There are eighteen exchanges within Greater London that do not use the 020 code. The six boroughs that have significant areas within other codes are Bexley, partly within the Dartford (01322) code; Bromley, partly within the Orpington (01689) and Westerham (01959) codes; Croydon, partly within the Orpington (01689) and Redhill (01737) codes; Enfield, partly within the Waltham Cross (01992) code; Havering, mostly within the Romford (01708) code; and Hillingdon, partly within the Uxbridge (01895), Slough (01753) and Watford (01923) codes.

==Number allocation==
With the introduction of the (020) area code, as part of the Big Number Change, subscriber numbers were changed from 7-digits (xxx xxxx) to 8-digits (xxxx xxxx). This allowed new ranges of numbers to be issued.

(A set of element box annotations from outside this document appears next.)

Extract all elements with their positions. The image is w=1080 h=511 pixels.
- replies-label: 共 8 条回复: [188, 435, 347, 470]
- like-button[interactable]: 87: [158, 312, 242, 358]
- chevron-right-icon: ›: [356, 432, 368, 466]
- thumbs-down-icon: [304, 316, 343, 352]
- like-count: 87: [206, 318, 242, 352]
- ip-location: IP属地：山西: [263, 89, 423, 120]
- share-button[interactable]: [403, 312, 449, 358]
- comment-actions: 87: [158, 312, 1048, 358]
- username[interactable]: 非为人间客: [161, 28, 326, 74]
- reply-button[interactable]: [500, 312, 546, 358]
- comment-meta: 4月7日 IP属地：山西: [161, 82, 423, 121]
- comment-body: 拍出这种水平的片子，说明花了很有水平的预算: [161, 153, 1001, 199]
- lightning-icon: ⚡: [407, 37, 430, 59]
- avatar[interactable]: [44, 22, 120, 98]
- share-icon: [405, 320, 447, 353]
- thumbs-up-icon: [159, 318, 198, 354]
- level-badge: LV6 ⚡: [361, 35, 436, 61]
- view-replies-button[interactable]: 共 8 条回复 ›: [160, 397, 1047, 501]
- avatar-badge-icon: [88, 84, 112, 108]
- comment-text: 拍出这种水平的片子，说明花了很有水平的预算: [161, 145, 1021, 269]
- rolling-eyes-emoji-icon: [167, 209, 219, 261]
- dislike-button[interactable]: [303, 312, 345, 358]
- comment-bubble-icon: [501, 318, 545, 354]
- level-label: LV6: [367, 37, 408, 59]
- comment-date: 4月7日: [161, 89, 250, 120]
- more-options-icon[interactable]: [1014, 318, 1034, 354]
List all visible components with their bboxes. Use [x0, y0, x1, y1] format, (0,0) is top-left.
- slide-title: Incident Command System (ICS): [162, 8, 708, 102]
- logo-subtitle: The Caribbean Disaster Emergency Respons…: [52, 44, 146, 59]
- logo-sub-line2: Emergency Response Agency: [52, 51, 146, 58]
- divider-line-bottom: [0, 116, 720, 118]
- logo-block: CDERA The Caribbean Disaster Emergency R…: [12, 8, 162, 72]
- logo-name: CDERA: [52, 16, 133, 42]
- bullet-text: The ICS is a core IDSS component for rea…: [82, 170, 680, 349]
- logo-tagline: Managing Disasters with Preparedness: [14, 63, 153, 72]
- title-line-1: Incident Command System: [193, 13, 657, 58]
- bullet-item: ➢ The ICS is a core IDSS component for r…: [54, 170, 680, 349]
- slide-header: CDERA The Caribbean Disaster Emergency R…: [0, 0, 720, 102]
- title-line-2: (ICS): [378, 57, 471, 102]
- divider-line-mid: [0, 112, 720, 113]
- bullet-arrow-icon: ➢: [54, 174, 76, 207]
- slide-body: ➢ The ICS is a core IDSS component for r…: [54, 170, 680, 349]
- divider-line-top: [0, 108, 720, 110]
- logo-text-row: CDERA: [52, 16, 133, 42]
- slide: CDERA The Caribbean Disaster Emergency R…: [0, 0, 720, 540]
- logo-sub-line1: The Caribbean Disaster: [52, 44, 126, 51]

Under the National Telephone Numbering Plan the code operates with the following sub-ranges:

020
| 0xxx xxxx 1xxx xxxx | national dialling only |
| 2xxx xxxx | reserved for future use |
| 3xxx xxxx | new local numbers issued after move to 020 (since 2005) |
| 4xxx xxxx | new local numbers issued after move to 020 (since 2019) |
| 5xxx xxxx 6xxx xxxx | reserved for future use |
| 70xx xxxx 71xx xxxx | new local numbers issued after move to 020 (since 2000) |
| 72xx xxxx 73xx xxxx 74xx xxxx 75xx xxxx 76xx xxxx 77xx xxxx 78xx xxxx 79xx xxxx | local numbers transferred from 0171 |
| 80xx xxxx 81xx xxxx | new local numbers issued after move to 020 (since 2000) |
| 82xx xxxx 83xx xxxx 84xx xxxx 85xx xxxx 86xx xxxx 87xx xxxx 88xx xxxx 89xx xxxx | local numbers transferred from 0181 |
| 9xxx xxxx | reserved for future use |

In 2006 59% of numbers within the 020 code were allocated to BT. The area code is not subject to number conservation and the regulator Ofcom does not restrict the size of number blocks that are allocated.